Stock shenanigan tiles generally allow you to manipulate stock drafting or a railway’s value, such as letting you buy any stock tile from the draw pile, giving the player five points and removing all of a single railroad's stock tiles from the game (you need to own more tiles in that line than any other player), allowing you to merge two companies together so that they earn points as one, or allowing a player to draft an extra stock tile that round.

Finally, at the end of the game, the advanced rules allows each player to make two deliveries, and players also score one point for each of their railways they control on the board.

Wood tiles

First Impressions

The risk of expansions is always that they will overcomplicate the base game. In this case, the modular aspect of Railroad Rivals: The Robber Baron ensures that players have control over how much they want to add and how much they wish to keep the same.

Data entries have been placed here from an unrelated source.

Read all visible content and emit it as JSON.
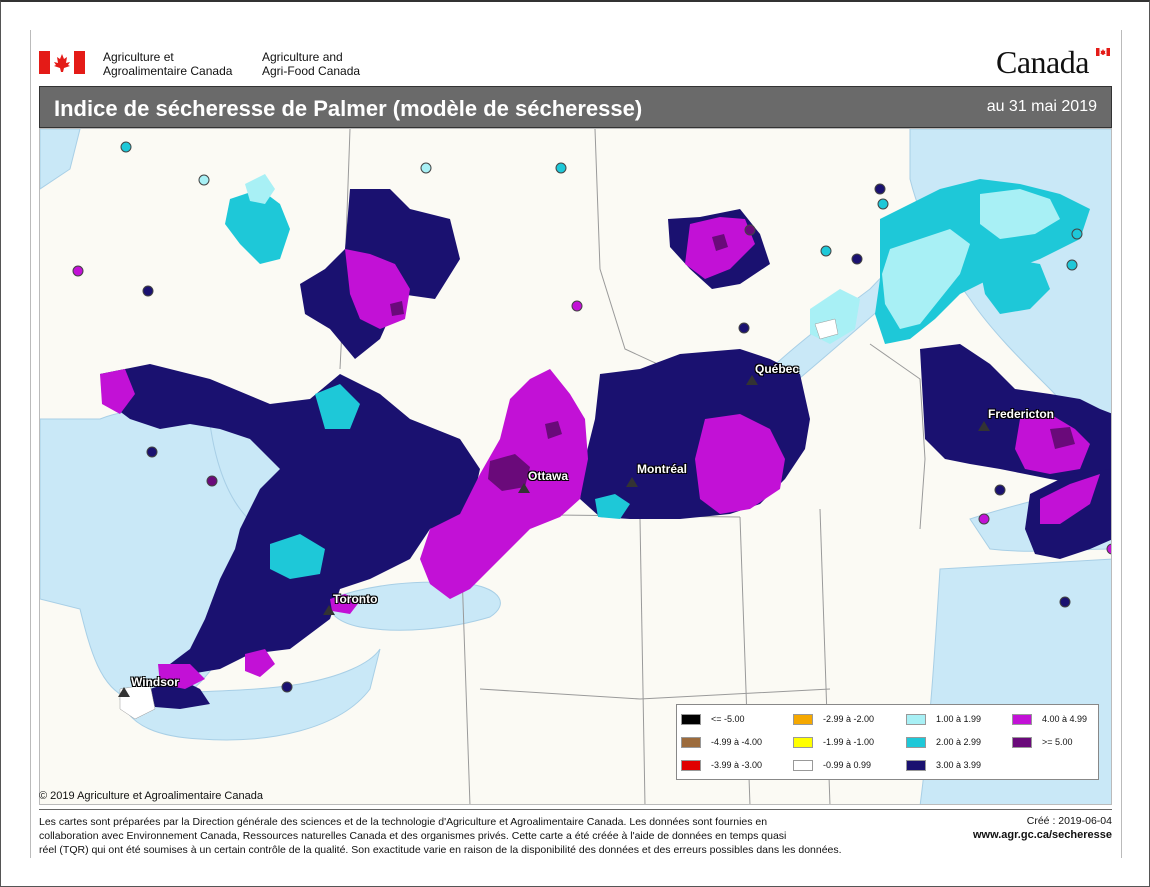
{
  "header": {
    "dept_fr_line1": "Agriculture et",
    "dept_fr_line2": "Agroalimentaire Canada",
    "dept_en_line1": "Agriculture and",
    "dept_en_line2": "Agri-Food Canada",
    "wordmark": "Canada",
    "title": "Indice de sécheresse de Palmer (modèle de sécheresse)",
    "date": "au 31 mai 2019"
  },
  "map": {
    "cities": [
      "Québec",
      "Fredericton",
      "Montréal",
      "Ottawa",
      "Toronto",
      "Windsor"
    ]
  },
  "legend": {
    "items": [
      {
        "label": "<= -5.00",
        "color": "#000000"
      },
      {
        "label": "-4.99 à -4.00",
        "color": "#9c6b3c"
      },
      {
        "label": "-3.99 à -3.00",
        "color": "#e00000"
      },
      {
        "label": "-2.99 à -2.00",
        "color": "#f5a800"
      },
      {
        "label": "-1.99 à -1.00",
        "color": "#ffff00"
      },
      {
        "label": "-0.99 à 0.99",
        "color": "#ffffff"
      },
      {
        "label": "1.00 à 1.99",
        "color": "#a8f0f5"
      },
      {
        "label": "2.00 à 2.99",
        "color": "#1ec8d8"
      },
      {
        "label": "3.00 à 3.99",
        "color": "#1a1170"
      },
      {
        "label": "4.00 à 4.99",
        "color": "#c211d6"
      },
      {
        "label": ">= 5.00",
        "color": "#6a0a7a"
      }
    ]
  },
  "footer": {
    "copyright": "© 2019 Agriculture et Agroalimentaire Canada",
    "text_line1": "Les cartes sont préparées par la Direction générale des sciences et de la technologie d'Agriculture et Agroalimentaire Canada. Les données sont fournies en",
    "text_line2": "collaboration avec Environnement Canada, Ressources naturelles Canada et des organismes privés. Cette carte a été créée à l'aide de données en temps quasi",
    "text_line3": "réel (TQR) qui ont été soumises à un certain contrôle de la qualité. Son exactitude varie en raison de la disponibilité des données et des erreurs possibles dans les données.",
    "created": "Créé : 2019-06-04",
    "website": "www.agr.gc.ca/secheresse"
  }
}
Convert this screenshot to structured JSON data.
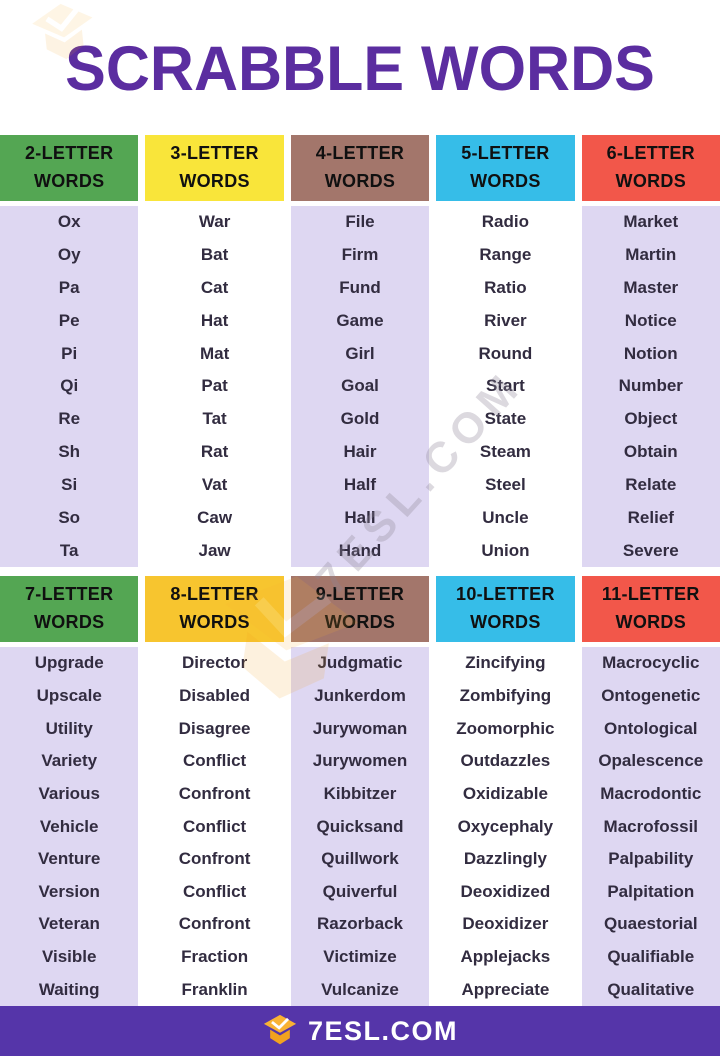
{
  "title": "SCRABBLE WORDS",
  "words_label": "WORDS",
  "watermark": {
    "text": "7ESL.COM",
    "logo": "7esl-cube-logo"
  },
  "footer": {
    "brand": "7ESL.COM",
    "logo": "7esl-cube-logo"
  },
  "colors": {
    "title": "#5b2da0",
    "footer": "#5535a9",
    "green": "#54a653",
    "yellow": "#f9e53a",
    "amber": "#f7c52f",
    "brown": "#a3766b",
    "blue": "#36bde8",
    "red": "#f2574a",
    "lavender": "#ded7f2",
    "white": "#ffffff",
    "logo_orange": "#f9b233",
    "logo_orange_dark": "#f2a21f"
  },
  "sections": [
    {
      "columns": [
        {
          "label": "2-LETTER",
          "color": "green",
          "body": "lavender",
          "words": [
            "Ox",
            "Oy",
            "Pa",
            "Pe",
            "Pi",
            "Qi",
            "Re",
            "Sh",
            "Si",
            "So",
            "Ta"
          ]
        },
        {
          "label": "3-LETTER",
          "color": "yellow",
          "body": "white",
          "words": [
            "War",
            "Bat",
            "Cat",
            "Hat",
            "Mat",
            "Pat",
            "Tat",
            "Rat",
            "Vat",
            "Caw",
            "Jaw"
          ]
        },
        {
          "label": "4-LETTER",
          "color": "brown",
          "body": "lavender",
          "words": [
            "File",
            "Firm",
            "Fund",
            "Game",
            "Girl",
            "Goal",
            "Gold",
            "Hair",
            "Half",
            "Hall",
            "Hand"
          ]
        },
        {
          "label": "5-LETTER",
          "color": "blue",
          "body": "white",
          "words": [
            "Radio",
            "Range",
            "Ratio",
            "River",
            "Round",
            "Start",
            "State",
            "Steam",
            "Steel",
            "Uncle",
            "Union"
          ]
        },
        {
          "label": "6-LETTER",
          "color": "red",
          "body": "lavender",
          "words": [
            "Market",
            "Martin",
            "Master",
            "Notice",
            "Notion",
            "Number",
            "Object",
            "Obtain",
            "Relate",
            "Relief",
            "Severe"
          ]
        }
      ]
    },
    {
      "columns": [
        {
          "label": "7-LETTER",
          "color": "green",
          "body": "lavender",
          "words": [
            "Upgrade",
            "Upscale",
            "Utility",
            "Variety",
            "Various",
            "Vehicle",
            "Venture",
            "Version",
            "Veteran",
            "Visible",
            "Waiting"
          ]
        },
        {
          "label": "8-LETTER",
          "color": "amber",
          "body": "white",
          "words": [
            "Director",
            "Disabled",
            "Disagree",
            "Conflict",
            "Confront",
            "Conflict",
            "Confront",
            "Conflict",
            "Confront",
            "Fraction",
            "Franklin"
          ]
        },
        {
          "label": "9-LETTER",
          "color": "brown",
          "body": "lavender",
          "words": [
            "Judgmatic",
            "Junkerdom",
            "Jurywoman",
            "Jurywomen",
            "Kibbitzer",
            "Quicksand",
            "Quillwork",
            "Quiverful",
            "Razorback",
            "Victimize",
            "Vulcanize"
          ]
        },
        {
          "label": "10-LETTER",
          "color": "blue",
          "body": "white",
          "words": [
            "Zincifying",
            "Zombifying",
            "Zoomorphic",
            "Outdazzles",
            "Oxidizable",
            "Oxycephaly",
            "Dazzlingly",
            "Deoxidized",
            "Deoxidizer",
            "Applejacks",
            "Appreciate"
          ]
        },
        {
          "label": "11-LETTER",
          "color": "red",
          "body": "lavender",
          "words": [
            "Macrocyclic",
            "Ontogenetic",
            "Ontological",
            "Opalescence",
            "Macrodontic",
            "Macrofossil",
            "Palpability",
            "Palpitation",
            "Quaestorial",
            "Qualifiable",
            "Qualitative"
          ]
        }
      ]
    }
  ]
}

You can personalize your experience easily. The stock shenanigan tiles, for example, have some powerful effects that should significantly change the outcome of the game, but they’re also easy to add or remove as you desire. While the advanced city tiles offer smaller additions, they do have some helpful abilities with a little less impact. In addition, the building tokens add an extra layer to the shipping/delivery phase of the game, that also forces you to think more strategically about your tile placement.

It’s also great to have more flexibility on player count, and the player turns are fairly fast in Railroad Rivals, so a six player game isn’t going to be onerous or too slow.

This isn’t a huge expansion, it adds some extra tiles and a few building tokens, but it seems like it would compliment the base game nicely. It adds a little more strategy without throwing in too many rules, and its modular aspect means you can tailor it to your game group. As always, we recommend focusing on the base game and only adding in expansions once your group feels the need to enhance the game. But if you're already into Railroad Rivals, be sure to check out The Robber Baron on Kickstarter and see for yourself if you wish to add it to your railway empire.

Disclosure: this preview is based on our first impressions of a draft of the rulebook and game components, which are subject to change prior to publication. We received a modest payment to write this article.